Quote of note:
Common wisdom holds that people have a set standard of morality that never wavers. Yet studies of people who do unpalatable things, whether by choice, or for reasons of duty or economic necessity, find that people's moral codes are more flexible than generally understood. To buffer themselves from their own consciences, people often adjust their moral judgments in a process some psychologists call moral disengagement, or moral distancing.
and
Participants in executions, like ones carried out by lethal injection in San Quentin, traditionally divide the responsibilities among workers so that no one person is entirely responsible for the death.
...and a little more at Intrapolitics.org.
When Death Is on the Docket, the Moral Compass Wavers
By BENEDICT CAREY
Burl Cain is a religious man who believes it is only for God to say when a person's number is up. But in his job as warden and chief executioner at the Louisiana State Penitentiary in Angola, Mr. Cain is the one who gives the order to start a lethal injection, and he has held condemned inmates' hands as they died.
He does it, he said in an interview, because capital punishment "is the law of the land."
"It's something we do whether we're for it or against it, and we try to make the process as humane as possible," he said, referring to himself and others on the execution team.
But he concedes, "The issue is coping, how we cope with it."
Common wisdom holds that people have a set standard of morality that never wavers. Yet studies of people who do unpalatable things, whether by choice, or for reasons of duty or economic necessity, find that people's moral codes are more flexible than generally understood. To buffer themselves from their own consciences, people often adjust their moral judgments in a process some psychologists call moral disengagement, or moral distancing.

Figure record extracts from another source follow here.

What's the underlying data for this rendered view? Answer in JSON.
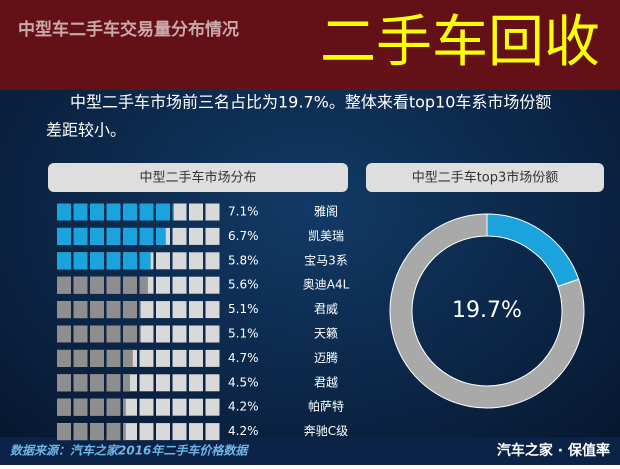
{
  "header": {
    "title": "中型车二手车交易量分布情况",
    "overlay": "二手车回收"
  },
  "subtitle": [
    "中型二手车市场前三名占比为19.7%。整体来看top10车系市场份额",
    "差距较小。"
  ],
  "footer": {
    "source": "数据来源：汽车之家2016年二手车价格数据",
    "brand": "汽车之家 · 保值率"
  },
  "chart_data": [
    {
      "type": "waffle",
      "title": "中型二手车市场分布",
      "categories": [
        "雅阁",
        "凯美瑞",
        "宝马3系",
        "奥迪A4L",
        "君威",
        "天籁",
        "迈腾",
        "君越",
        "帕萨特",
        "奔驰C级"
      ],
      "values": [
        7.1,
        6.7,
        5.8,
        5.6,
        5.1,
        5.1,
        4.7,
        4.5,
        4.2,
        4.2
      ],
      "value_labels": [
        "7.1%",
        "6.7%",
        "5.8%",
        "5.6%",
        "5.1%",
        "5.1%",
        "4.7%",
        "4.5%",
        "4.2%",
        "4.2%"
      ],
      "colors": [
        "#1ba3dd",
        "#1ba3dd",
        "#1ba3dd",
        "#8e8e8e",
        "#8e8e8e",
        "#8e8e8e",
        "#8e8e8e",
        "#8e8e8e",
        "#8e8e8e",
        "#8e8e8e"
      ],
      "xlim": [
        0,
        10
      ],
      "empty_color": "#d9d9d9"
    },
    {
      "type": "pie",
      "title": "中型二手车top3市场份额",
      "values": [
        19.7,
        80.3
      ],
      "value_labels": [
        "19.7%",
        null
      ],
      "colors": [
        "#1ba3dd",
        "#a9a9a9"
      ]
    }
  ]
}
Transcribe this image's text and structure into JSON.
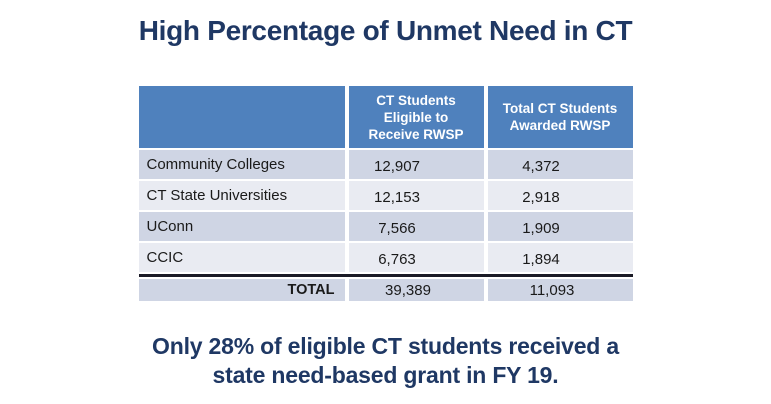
{
  "slide": {
    "title": "High Percentage of Unmet Need in CT",
    "caption_line1": "Only 28% of eligible CT students received a",
    "caption_line2": "state need-based grant in FY 19."
  },
  "table": {
    "header": {
      "col1": "",
      "col2": "CT Students Eligible to Receive RWSP",
      "col3": "Total CT Students Awarded RWSP"
    },
    "rows": [
      {
        "label": "Community Colleges",
        "eligible": "12,907",
        "awarded": "4,372"
      },
      {
        "label": "CT State Universities",
        "eligible": "12,153",
        "awarded": "2,918"
      },
      {
        "label": "UConn",
        "eligible": "7,566",
        "awarded": "1,909"
      },
      {
        "label": "CCIC",
        "eligible": "6,763",
        "awarded": "1,894"
      }
    ],
    "total": {
      "label": "TOTAL",
      "eligible": "39,389",
      "awarded": "11,093"
    }
  },
  "colors": {
    "header_bg": "#4F81BD",
    "row_dark": "#CFD5E4",
    "row_light": "#E9EBF2",
    "navy_text": "#1F3864",
    "divider": "#1A1A26"
  }
}
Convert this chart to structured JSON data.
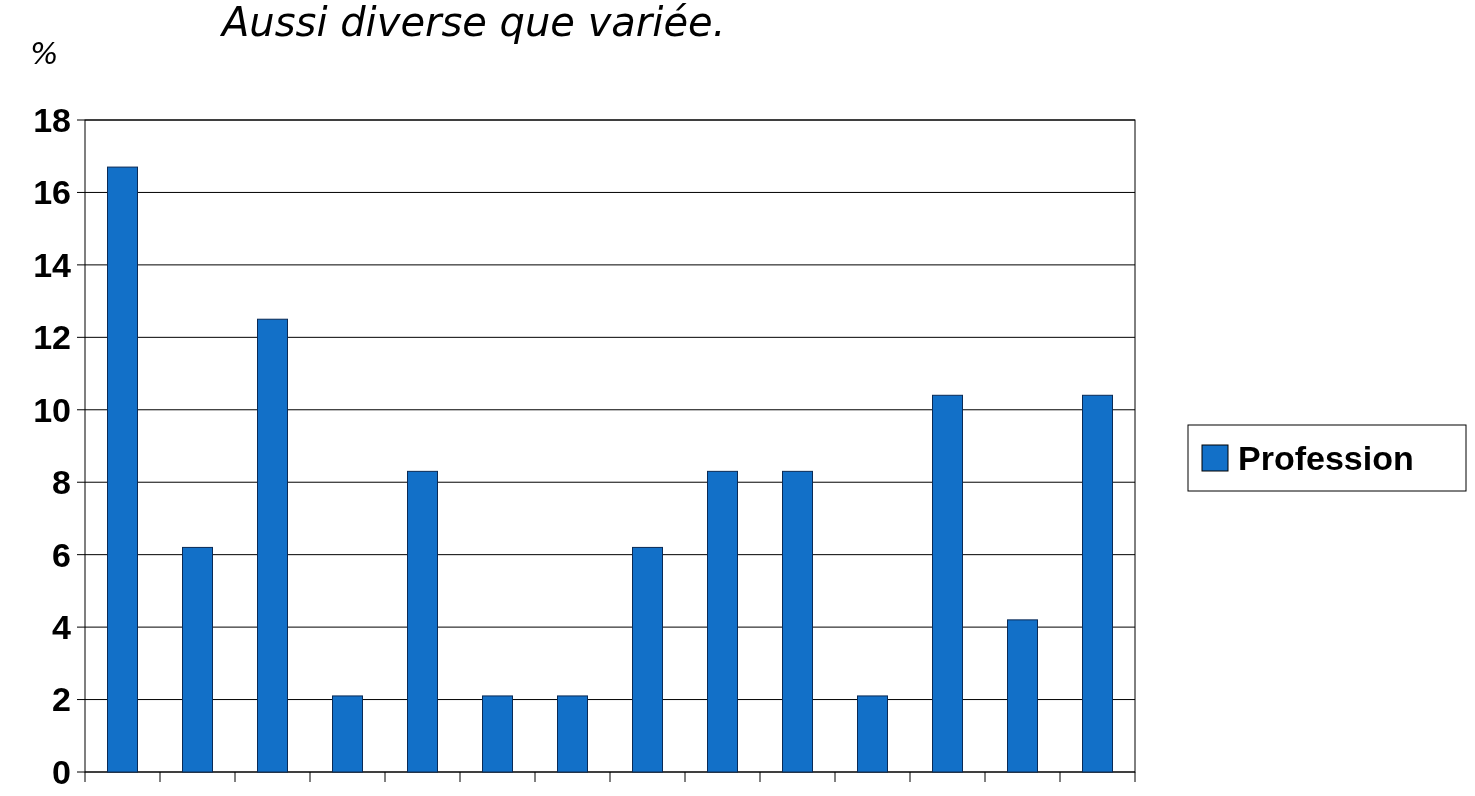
{
  "chart_data": {
    "type": "bar",
    "title": "Aussi diverse que variée.",
    "ylabel": "%",
    "categories": [
      null,
      null,
      null,
      null,
      null,
      null,
      null,
      null,
      null,
      null,
      null,
      null,
      null,
      null
    ],
    "series": [
      {
        "name": "Profession",
        "color": "#1270c8",
        "values": [
          16.7,
          6.2,
          12.5,
          2.1,
          8.3,
          2.1,
          2.1,
          6.2,
          8.3,
          8.3,
          2.1,
          10.4,
          4.2,
          10.4
        ]
      }
    ],
    "ylim": [
      0,
      18
    ],
    "yticks": [
      0,
      2,
      4,
      6,
      8,
      10,
      12,
      14,
      16,
      18
    ],
    "grid": "y",
    "legend": "right"
  }
}
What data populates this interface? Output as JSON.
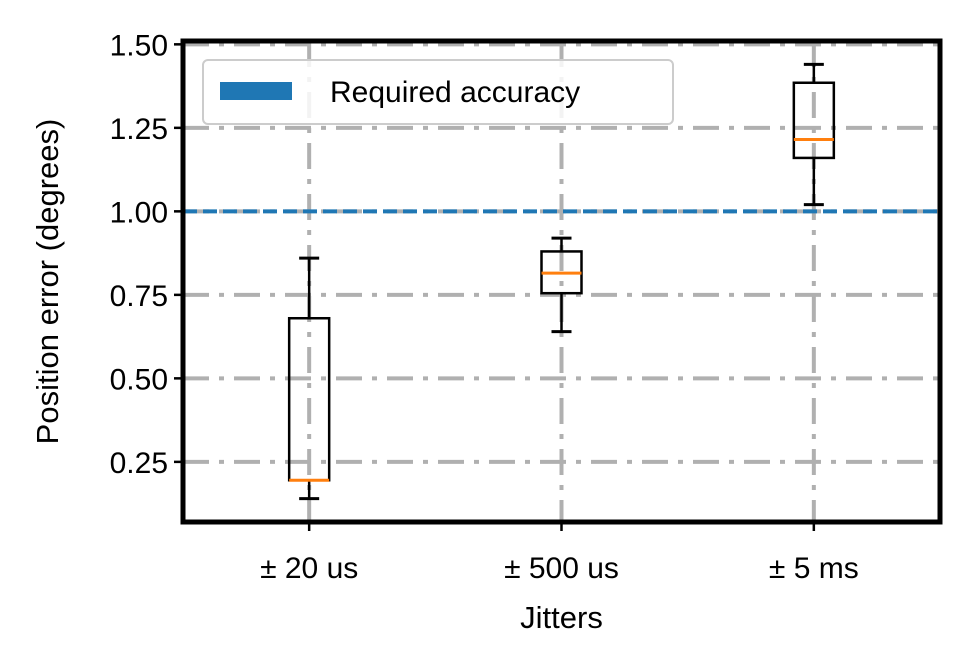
{
  "chart_data": {
    "type": "box",
    "xlabel": "Jitters",
    "ylabel": "Position error (degrees)",
    "categories": [
      "± 20 us",
      "± 500 us",
      "± 5 ms"
    ],
    "ylim": [
      0.07,
      1.51
    ],
    "yticks": [
      0.25,
      0.5,
      0.75,
      1.0,
      1.25,
      1.5
    ],
    "ytick_labels": [
      "0.25",
      "0.50",
      "0.75",
      "1.00",
      "1.25",
      "1.50"
    ],
    "boxes": [
      {
        "category": "± 20 us",
        "whisker_low": 0.14,
        "q1": 0.195,
        "median": 0.195,
        "q3": 0.68,
        "whisker_high": 0.86
      },
      {
        "category": "± 500 us",
        "whisker_low": 0.64,
        "q1": 0.755,
        "median": 0.815,
        "q3": 0.88,
        "whisker_high": 0.92
      },
      {
        "category": "± 5 ms",
        "whisker_low": 1.02,
        "q1": 1.16,
        "median": 1.215,
        "q3": 1.385,
        "whisker_high": 1.44
      }
    ],
    "reference_line": {
      "value": 1.0,
      "label": "Required accuracy",
      "color": "#1f77b4",
      "style": "dashed"
    },
    "legend": {
      "placement": "top-left",
      "entries": [
        "Required accuracy"
      ]
    },
    "grid": true,
    "colors": {
      "box": "#000000",
      "median": "#ff7f0e",
      "grid": "#b0b0b0",
      "reference": "#1f77b4"
    }
  }
}
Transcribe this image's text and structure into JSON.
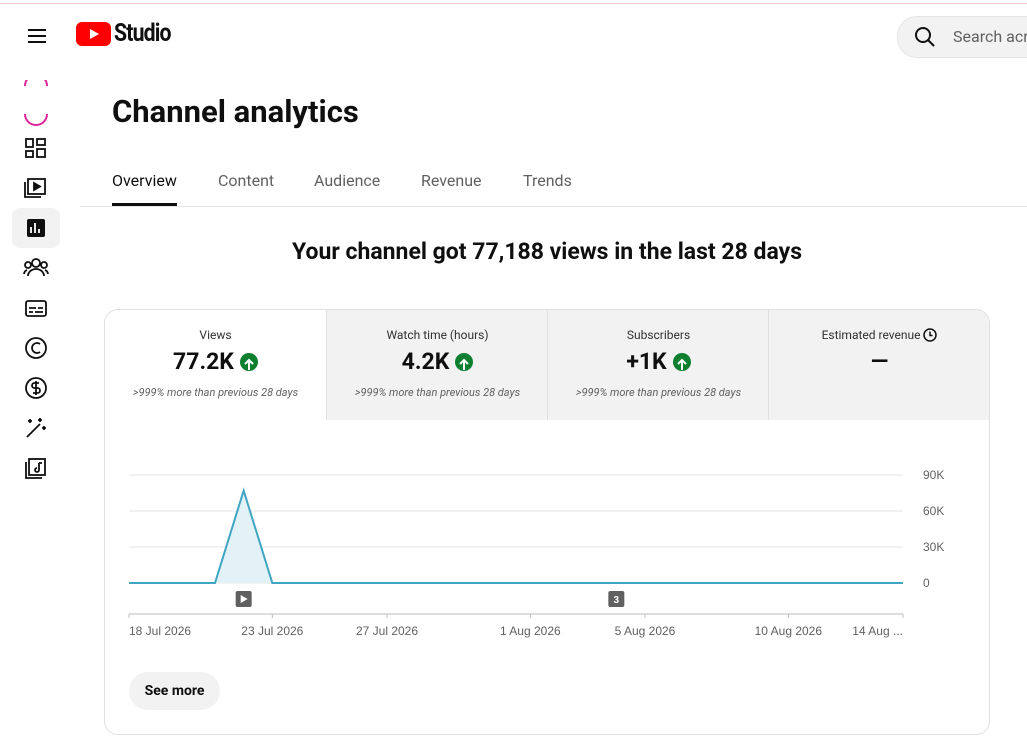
{
  "header": {
    "logo": "Studio",
    "search_placeholder": "Search acr"
  },
  "page": {
    "title": "Channel analytics",
    "tabs": [
      "Overview",
      "Content",
      "Audience",
      "Revenue",
      "Trends"
    ],
    "headline": "Your channel got 77,188 views in the last 28 days"
  },
  "metrics": [
    {
      "label": "Views",
      "value": "77.2K",
      "change": ">999% more than previous 28 days"
    },
    {
      "label": "Watch time (hours)",
      "value": "4.2K",
      "change": ">999% more than previous 28 days"
    },
    {
      "label": "Subscribers",
      "value": "+1K",
      "change": ">999% more than previous 28 days"
    },
    {
      "label": "Estimated revenue",
      "value": "—"
    }
  ],
  "chart_data": {
    "type": "line",
    "categories": [
      "18 Jul 2026",
      null,
      null,
      null,
      null,
      "23 Jul 2026",
      null,
      null,
      null,
      "27 Jul 2026",
      null,
      null,
      null,
      null,
      "1 Aug 2026",
      null,
      null,
      null,
      "5 Aug 2026",
      null,
      null,
      null,
      null,
      "10 Aug 2026",
      null,
      null,
      null,
      "14 Aug ..."
    ],
    "values": [
      0,
      0,
      0,
      0,
      77000,
      0,
      0,
      0,
      0,
      0,
      0,
      0,
      0,
      0,
      0,
      0,
      0,
      0,
      0,
      0,
      0,
      0,
      0,
      0,
      0,
      0,
      0,
      0
    ],
    "color": "#3fa5c3",
    "ylim": [
      0,
      90000
    ],
    "yticks": [
      0,
      {
        "value": 30000,
        "label": "30K"
      },
      {
        "value": 60000,
        "label": "60K"
      },
      {
        "value": 90000,
        "label": "90K"
      }
    ],
    "grid": true,
    "annotation": "3"
  },
  "button": "See more"
}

In recent years, researchers have determined the psychological techniques most often used to disengage, and for the first time they have tested them in people working in perhaps the most morally challenging job short of soldiering, staffing a prison execution team.
The results of this and other studies suggest that a person's moral judgment can shift quickly, in anticipation of an unpalatable act, or slowly and unconsciously.
Moral disengagement "is where all the action is," said Albert Bandura, a professor of psychology at Stanford and an expert on the psychology of moral behavior. "It's in our ability to selectively engage and disengage our moral standards, and it helps explain how people can be barbarically cruel in one moment and compassionate the next."